Graphic2.jpg (11074 bytes)







The Providence Business News, May, 1997

How far has Rhode Island's manufacturing employment base fallen? What must we do to maintain a stable employment base in manufacturing? Other than the silly topic of whether manufacturing here is dead or alive, these are the two questions that are discussed most frequently. Everyone seems willing to venture answers to these questions. I find it intriguing that even the most influential persons in this state, those who directly influence policy, continue to approach these with a "traditional" perspective that lost its relevance ten years ago when Rhode Island became a service and information-based economy. If we are to meaningfully assess the performance of Rhode Island's manufacturing sector, we must begin to address questions such as these with a "non-traditional" perspective.

As a first step in this process, it is necessary to question the viability of the existing employment classifications upon which our assessments of manufacturing employment are based. The Standard Industrial Classification (SIC) code categorizes employment by a series of two, three and four-digit breakdowns. As anyone familiar with SIC codes will attest, the amount of detail allowed for the manufacturing sector is noticeably greater than for the service sector. This shouldn't come as much of a surprise since these classifications were formulated during our nation's manufacturing era, as the "Industrial" in SIC name code attests. But, while these classifications may have served us well during the manufacturing era, today they are showing signs of age.

Should we limit our classification of manufacturing activity exclusively to "goods"? If we do, then the existing "wisdom" on the performance of our manufacturing sector is valid. Let me argue that we must be more realistic and extend the definition of manufacturing activity to include both goods and services.

Manufacturers produce both final goods for consumers and inputs for other firms. Just as this classification is not restricted to "final goods," we need to extend the definition of "manufactured inputs" to include both goods and services. Today, manufacturing firms that utilize computer inputs tend to rely far more on personal computers than on mainframes. So, to produce its product, a hypothetical firm might use processed steel as an input, which is classified as "manufactured" along with data processing and computer programming services which are listed under the SIC category "Business Services." Can we manufacture services? I believe we can. Business services should be viewed as a valid form of production. The importance of this should be obvious: an increasing part of the wealth generated during the "information age" is related to the creation and processing of data.

If we broaden the definition of manufacturing to include the production of both goods and services, then, the trend in Rhode Island manufacturing employment is very different from what is commonly believed. For well over a decade, the number of jobs in manufacturing has been falling while business service employment has been rising.

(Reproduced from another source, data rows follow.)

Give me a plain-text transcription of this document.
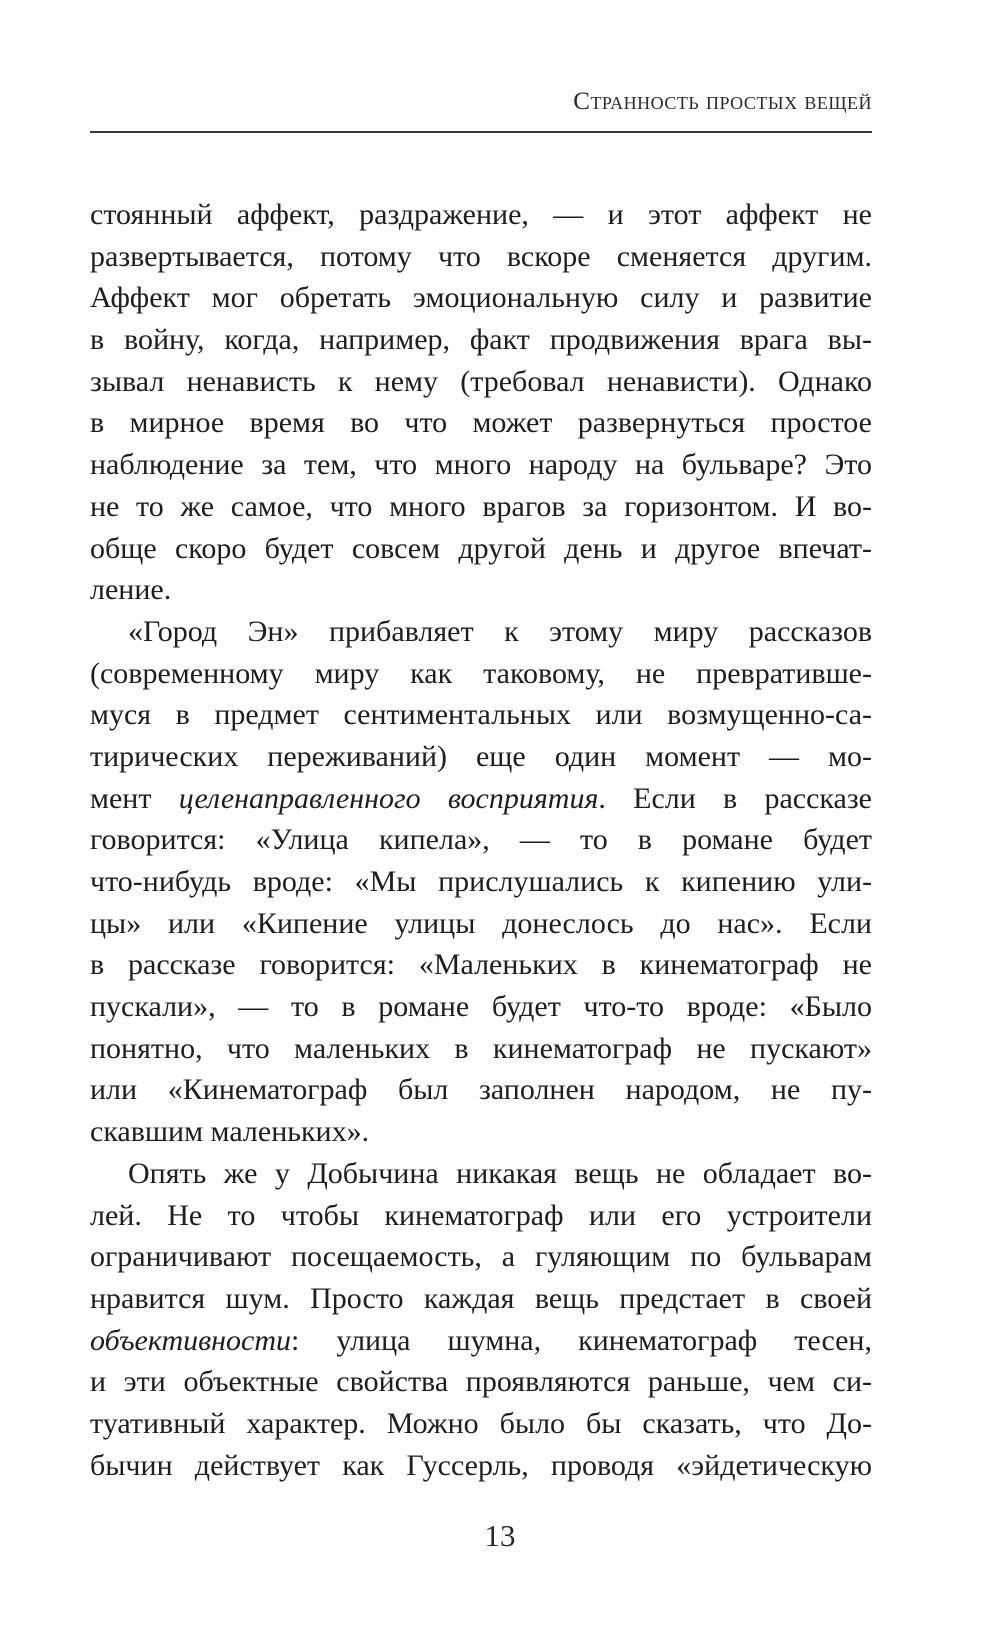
Странность простых вещей
стоянный аффект, раздражение, — и этот аффект не
развертывается, потому что вскоре сменяется другим.
Аффект мог обретать эмоциональную силу и развитие
в войну, когда, например, факт продвижения врага вы-
зывал ненависть к нему (требовал ненависти). Однако
в мирное время во что может развернуться простое
наблюдение за тем, что много народу на бульваре? Это
не то же самое, что много врагов за горизонтом. И во-
обще скоро будет совсем другой день и другое впечат-
ление.
«Город Эн» прибавляет к этому миру рассказов
(современному миру как таковому, не превративше-
муся в предмет сентиментальных или возмущенно-са-
тирических переживаний) еще один момент — мо-
мент целенаправленного восприятия. Если в рассказе
говорится: «Улица кипела», — то в романе будет
что-нибудь вроде: «Мы прислушались к кипению ули-
цы» или «Кипение улицы донеслось до нас». Если
в рассказе говорится: «Маленьких в кинематограф не
пускали», — то в романе будет что-то вроде: «Было
понятно, что маленьких в кинематограф не пускают»
или «Кинематограф был заполнен народом, не пу-
скавшим маленьких».
Опять же у Добычина никакая вещь не обладает во-
лей. Не то чтобы кинематограф или его устроители
ограничивают посещаемость, а гуляющим по бульварам
нравится шум. Просто каждая вещь предстает в своей
объективности: улица шумна, кинематограф тесен,
и эти объектные свойства проявляются раньше, чем си-
туативный характер. Можно было бы сказать, что До-
бычин действует как Гуссерль, проводя «эйдетическую
13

The result, as the graph shows, is that "Manufacturing Goods and Services" employment has remained constant throughout this entire recovery.

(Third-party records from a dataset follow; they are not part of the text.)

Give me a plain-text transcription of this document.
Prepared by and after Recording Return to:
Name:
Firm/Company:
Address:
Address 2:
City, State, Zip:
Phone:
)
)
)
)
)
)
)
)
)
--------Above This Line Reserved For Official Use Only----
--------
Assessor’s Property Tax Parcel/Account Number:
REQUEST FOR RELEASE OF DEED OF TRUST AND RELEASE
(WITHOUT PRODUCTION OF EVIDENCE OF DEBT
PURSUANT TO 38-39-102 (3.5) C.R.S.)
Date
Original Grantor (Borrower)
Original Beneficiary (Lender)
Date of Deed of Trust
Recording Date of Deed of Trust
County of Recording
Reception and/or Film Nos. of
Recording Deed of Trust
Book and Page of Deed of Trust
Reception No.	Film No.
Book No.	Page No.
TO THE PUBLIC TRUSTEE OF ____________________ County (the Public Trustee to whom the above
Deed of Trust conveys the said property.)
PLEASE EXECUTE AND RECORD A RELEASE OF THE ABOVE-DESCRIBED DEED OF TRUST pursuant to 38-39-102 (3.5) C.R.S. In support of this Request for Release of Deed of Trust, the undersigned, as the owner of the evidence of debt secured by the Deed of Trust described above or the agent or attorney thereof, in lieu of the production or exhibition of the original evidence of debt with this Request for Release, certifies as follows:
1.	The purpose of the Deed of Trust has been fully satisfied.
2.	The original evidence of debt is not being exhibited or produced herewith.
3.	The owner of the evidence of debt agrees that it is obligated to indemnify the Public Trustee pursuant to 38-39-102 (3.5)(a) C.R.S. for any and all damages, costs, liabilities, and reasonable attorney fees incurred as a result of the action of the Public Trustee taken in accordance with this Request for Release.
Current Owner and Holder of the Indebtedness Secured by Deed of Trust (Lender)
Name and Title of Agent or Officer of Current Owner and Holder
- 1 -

This brings me to the second question I posed, concerning the requirements for maintaining a stable manufacturing employment base. Ironically, some manufacturing employees, those employed by "temp" agencies, are classified under business services. As a result, we don't know the actual number of manufacturing employees in Rhode Island. We therefore don't know when manufacturing employment peaked, how much manufacturing employment has fallen since that peak, or the manufacturing job change since the present recovery began. What we do know is that in our present low-inflation climate, manufacturing firms must cut costs to remain competitive. This has compelled surviving firms to incorporate labor-saving technology into production, which, as its name implies, has reduced our manufacturing employment base. So, the "good old days" are truly gone: to maintain a stable manufacturing employment base, it is no longer enough to retain the same number of manufacturing firms. We need existing firms to expand and new firms to locate here.

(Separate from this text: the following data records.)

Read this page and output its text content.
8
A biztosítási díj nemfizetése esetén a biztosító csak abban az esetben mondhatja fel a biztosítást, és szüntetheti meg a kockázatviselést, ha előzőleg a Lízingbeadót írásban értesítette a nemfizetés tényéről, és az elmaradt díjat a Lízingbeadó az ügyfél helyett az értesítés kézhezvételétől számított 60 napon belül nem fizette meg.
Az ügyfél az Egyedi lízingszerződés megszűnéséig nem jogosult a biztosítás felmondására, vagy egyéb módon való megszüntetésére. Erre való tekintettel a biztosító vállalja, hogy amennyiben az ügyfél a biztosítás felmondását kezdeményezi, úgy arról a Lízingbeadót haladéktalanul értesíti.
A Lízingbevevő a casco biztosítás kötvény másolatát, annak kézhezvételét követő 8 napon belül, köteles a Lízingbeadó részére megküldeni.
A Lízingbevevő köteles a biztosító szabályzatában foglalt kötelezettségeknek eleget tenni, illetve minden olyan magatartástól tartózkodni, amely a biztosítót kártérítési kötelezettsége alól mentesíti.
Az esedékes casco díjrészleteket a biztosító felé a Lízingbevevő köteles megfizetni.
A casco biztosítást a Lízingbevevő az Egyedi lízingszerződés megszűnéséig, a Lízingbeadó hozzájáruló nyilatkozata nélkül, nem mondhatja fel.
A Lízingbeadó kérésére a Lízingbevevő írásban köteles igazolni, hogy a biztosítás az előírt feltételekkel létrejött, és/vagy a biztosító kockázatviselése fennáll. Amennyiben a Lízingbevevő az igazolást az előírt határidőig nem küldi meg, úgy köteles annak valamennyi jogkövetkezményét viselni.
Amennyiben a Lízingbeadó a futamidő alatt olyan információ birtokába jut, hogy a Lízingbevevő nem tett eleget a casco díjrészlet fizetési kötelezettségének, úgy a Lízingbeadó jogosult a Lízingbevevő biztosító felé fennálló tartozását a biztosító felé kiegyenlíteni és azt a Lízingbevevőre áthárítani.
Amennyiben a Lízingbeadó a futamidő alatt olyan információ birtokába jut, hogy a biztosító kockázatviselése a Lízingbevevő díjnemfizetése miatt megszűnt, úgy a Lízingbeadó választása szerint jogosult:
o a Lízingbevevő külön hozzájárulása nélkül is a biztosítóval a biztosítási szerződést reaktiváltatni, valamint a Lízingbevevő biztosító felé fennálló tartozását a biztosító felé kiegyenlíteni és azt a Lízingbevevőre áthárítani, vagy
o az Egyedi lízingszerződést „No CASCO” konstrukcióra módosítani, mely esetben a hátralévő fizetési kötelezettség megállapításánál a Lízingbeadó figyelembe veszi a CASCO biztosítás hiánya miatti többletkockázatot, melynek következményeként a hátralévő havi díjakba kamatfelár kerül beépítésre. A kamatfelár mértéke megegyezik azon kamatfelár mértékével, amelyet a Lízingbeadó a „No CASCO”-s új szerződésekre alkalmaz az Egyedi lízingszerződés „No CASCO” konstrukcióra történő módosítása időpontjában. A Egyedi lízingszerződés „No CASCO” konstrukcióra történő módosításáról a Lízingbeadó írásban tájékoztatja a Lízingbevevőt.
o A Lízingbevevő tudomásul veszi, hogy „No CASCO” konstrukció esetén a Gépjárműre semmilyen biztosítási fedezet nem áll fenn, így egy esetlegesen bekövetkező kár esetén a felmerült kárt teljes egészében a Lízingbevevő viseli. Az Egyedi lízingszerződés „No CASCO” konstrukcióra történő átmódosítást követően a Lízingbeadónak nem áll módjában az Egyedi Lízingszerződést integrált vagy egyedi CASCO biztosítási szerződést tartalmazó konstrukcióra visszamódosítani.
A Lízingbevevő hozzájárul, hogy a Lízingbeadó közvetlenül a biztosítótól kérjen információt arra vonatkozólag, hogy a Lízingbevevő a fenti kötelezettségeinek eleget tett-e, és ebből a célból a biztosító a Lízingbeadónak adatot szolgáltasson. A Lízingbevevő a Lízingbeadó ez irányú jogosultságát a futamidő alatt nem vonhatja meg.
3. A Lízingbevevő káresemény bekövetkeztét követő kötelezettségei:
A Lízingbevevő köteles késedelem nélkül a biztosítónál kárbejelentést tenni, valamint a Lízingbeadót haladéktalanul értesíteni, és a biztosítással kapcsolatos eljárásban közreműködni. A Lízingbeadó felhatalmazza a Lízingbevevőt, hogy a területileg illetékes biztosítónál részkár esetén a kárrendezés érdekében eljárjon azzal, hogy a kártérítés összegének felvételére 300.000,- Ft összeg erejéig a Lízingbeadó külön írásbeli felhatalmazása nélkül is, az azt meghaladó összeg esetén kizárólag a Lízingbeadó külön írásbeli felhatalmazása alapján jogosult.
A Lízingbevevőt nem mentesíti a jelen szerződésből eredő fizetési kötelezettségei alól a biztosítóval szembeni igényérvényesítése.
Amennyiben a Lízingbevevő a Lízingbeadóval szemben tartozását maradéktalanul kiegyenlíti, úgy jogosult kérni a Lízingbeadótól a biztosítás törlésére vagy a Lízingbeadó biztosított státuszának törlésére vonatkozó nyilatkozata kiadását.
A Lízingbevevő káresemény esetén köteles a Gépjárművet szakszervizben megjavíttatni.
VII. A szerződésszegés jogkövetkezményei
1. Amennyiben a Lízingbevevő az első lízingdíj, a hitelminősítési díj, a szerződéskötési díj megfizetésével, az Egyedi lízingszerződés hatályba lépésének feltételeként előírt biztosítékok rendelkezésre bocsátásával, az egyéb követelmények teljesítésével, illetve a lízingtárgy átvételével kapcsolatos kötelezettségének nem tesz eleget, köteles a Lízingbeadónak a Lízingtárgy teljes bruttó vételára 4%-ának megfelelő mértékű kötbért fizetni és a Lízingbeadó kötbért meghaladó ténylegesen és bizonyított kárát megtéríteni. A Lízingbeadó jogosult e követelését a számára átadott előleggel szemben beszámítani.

This reclassification of manufacturing activity has important implications for public policy. High tech services and manufacturing must no longer be viewed as distinct or mutually exclusive. Policy recommendations should encourage both areas simultaneously. Just as roads and bridges provide "external economies" for businesses, which has historically provided a justification for public investment in this area, knowledge and technology also generate external economies. We should no longer make separate sets of policy recommendations for manufacturing and "high tech." Instead, this pair should be viewed as our primary "cluster."